As organizations continue their journey to the cloud, CISOs must provide secure, rapid access to IaaS, PaaS, SaaS and DaaS computing environments. While demanding it is essential in order to leverage the benefits of cloud infrastructure, rapid access requires reconsidering traditional approaches to cloud authentication and privilege management to access cloud-based resources.
The complexity of cloud architectures and design found in business today has spawned a cottage industry of self-help books to help IT leaders cope with mind stretching concepts, new forms of authentication, high velocity operational speeds and fast access demands of all types of identities. But the bottom line is that cloud-based computing continues to take over the world for one good reason – business likes it.
“Ultimately, the cloud is the latest example of Schumpeterian creative destruction: creating wealth for those who exploit it; and leading to the demise of those that don’t.”
Joe Weinman, Senior VP – Telx
Joe Weinman’s quote may be about 10 years old, but it remains highly relevant. Cloud environments have multiplied and vast amounts of the world’s economic activity depend on access to Infrastructure as a Service (IaaS) and Software as a Service (SaaS) installations. To service the demand for computing resources within organizations, many now rely on multi-cloud installations from competing IaaS and SaaS providers. Managing secure access to all this requires careful planning and buying decisions. According to Britive, enterprises now operate or have access to 210 cloud services on average. That number increases when one factors in the accounts individuals and departments create to use “personal” SaaS or operate IaaS for special projects.
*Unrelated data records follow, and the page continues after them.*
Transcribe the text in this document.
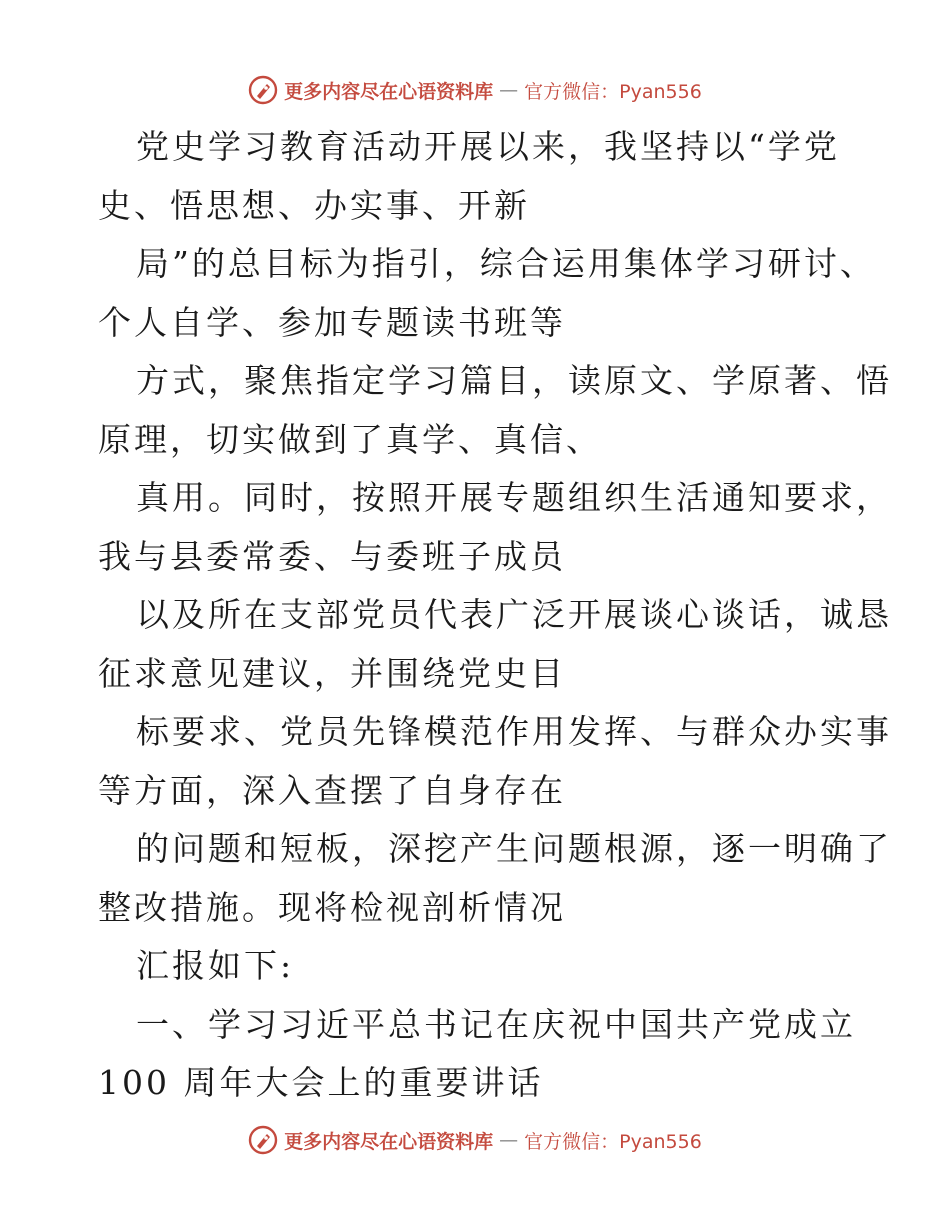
更多内容尽在心语资料库 — 官方微信：Pyan556
党史学习教育活动开展以来，我坚持以“学党
史、悟思想、办实事、开新
局”的总目标为指引，综合运用集体学习研讨、
个人自学、参加专题读书班等
方式，聚焦指定学习篇目，读原文、学原著、悟
原理，切实做到了真学、真信、
真用。同时，按照开展专题组织生活通知要求，
我与县委常委、与委班子成员
以及所在支部党员代表广泛开展谈心谈话，诚恳
征求意见建议，并围绕党史目
标要求、党员先锋模范作用发挥、与群众办实事
等方面，深入查摆了自身存在
的问题和短板，深挖产生问题根源，逐一明确了
整改措施。现将检视剖析情况
汇报如下:
一、学习习近平总书记在庆祝中国共产党成立
100 周年大会上的重要讲话
更多内容尽在心语资料库 — 官方微信：Pyan556
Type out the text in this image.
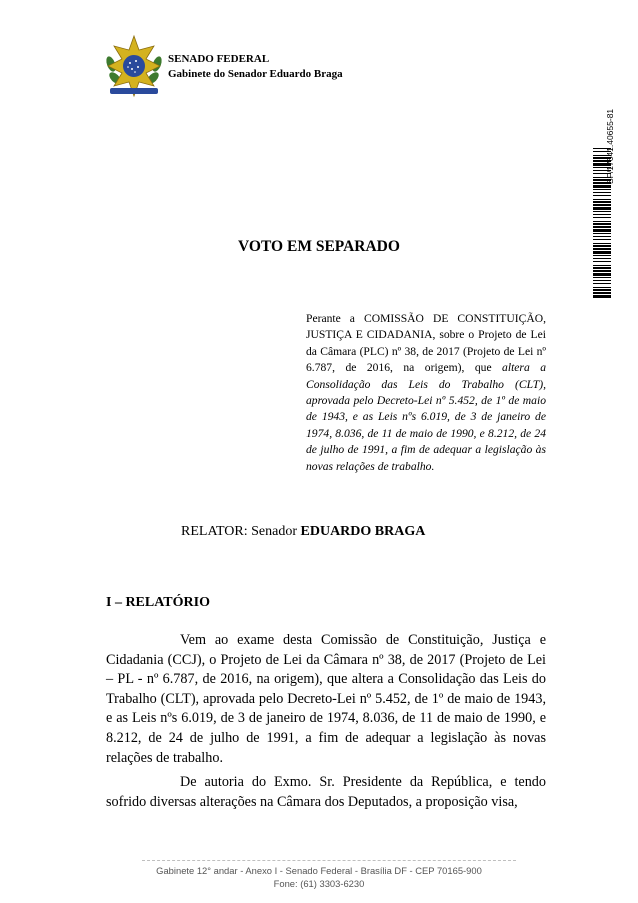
SENADO FEDERAL
Gabinete do Senador Eduardo Braga
SF/17641.40655-81
VOTO EM SEPARADO
Perante a COMISSÃO DE CONSTITUIÇÃO, JUSTIÇA E CIDADANIA, sobre o Projeto de Lei da Câmara (PLC) nº 38, de 2017 (Projeto de Lei nº 6.787, de 2016, na origem), que altera a Consolidação das Leis do Trabalho (CLT), aprovada pelo Decreto-Lei nº 5.452, de 1º de maio de 1943, e as Leis nºs 6.019, de 3 de janeiro de 1974, 8.036, de 11 de maio de 1990, e 8.212, de 24 de julho de 1991, a fim de adequar a legislação às novas relações de trabalho.
RELATOR: Senador EDUARDO BRAGA
I – RELATÓRIO
Vem ao exame desta Comissão de Constituição, Justiça e Cidadania (CCJ), o Projeto de Lei da Câmara nº 38, de 2017 (Projeto de Lei – PL - nº 6.787, de 2016, na origem), que altera a Consolidação das Leis do Trabalho (CLT), aprovada pelo Decreto-Lei nº 5.452, de 1º de maio de 1943, e as Leis nºs 6.019, de 3 de janeiro de 1974, 8.036, de 11 de maio de 1990, e 8.212, de 24 de julho de 1991, a fim de adequar a legislação às novas relações de trabalho.
De autoria do Exmo. Sr. Presidente da República, e tendo sofrido diversas alterações na Câmara dos Deputados, a proposição visa,
Gabinete 12° andar - Anexo I - Senado Federal - Brasília DF - CEP 70165-900
Fone: (61) 3303-6230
Figure 1: The biggest security challenges in multi-cloud environments (Source: KuppingerCole).
Despite the complexity, the design of cloud-based computing tends to allow progressively more dynamic and rapid access to resources than traditional on premises infrastructure. However, many Identity and Access Management (IAM) software platforms cannot take advantage of this dynamism, and few provide access to cloud resources on a Just-in-Time (JIT) or ephemeral basis. The fact that all major IaaS providers use proprietary IAM systems of their own adds to the complexity and challenges third party access management tools need to address so they can support different protocols from a single dashboard.
But as dynamic cloud architecture begins to dominate enterprise networks and operations, business leaders and IT vendors also start to understand that a different technical approach is necessary for their organizations to compete as fully digital enterprises.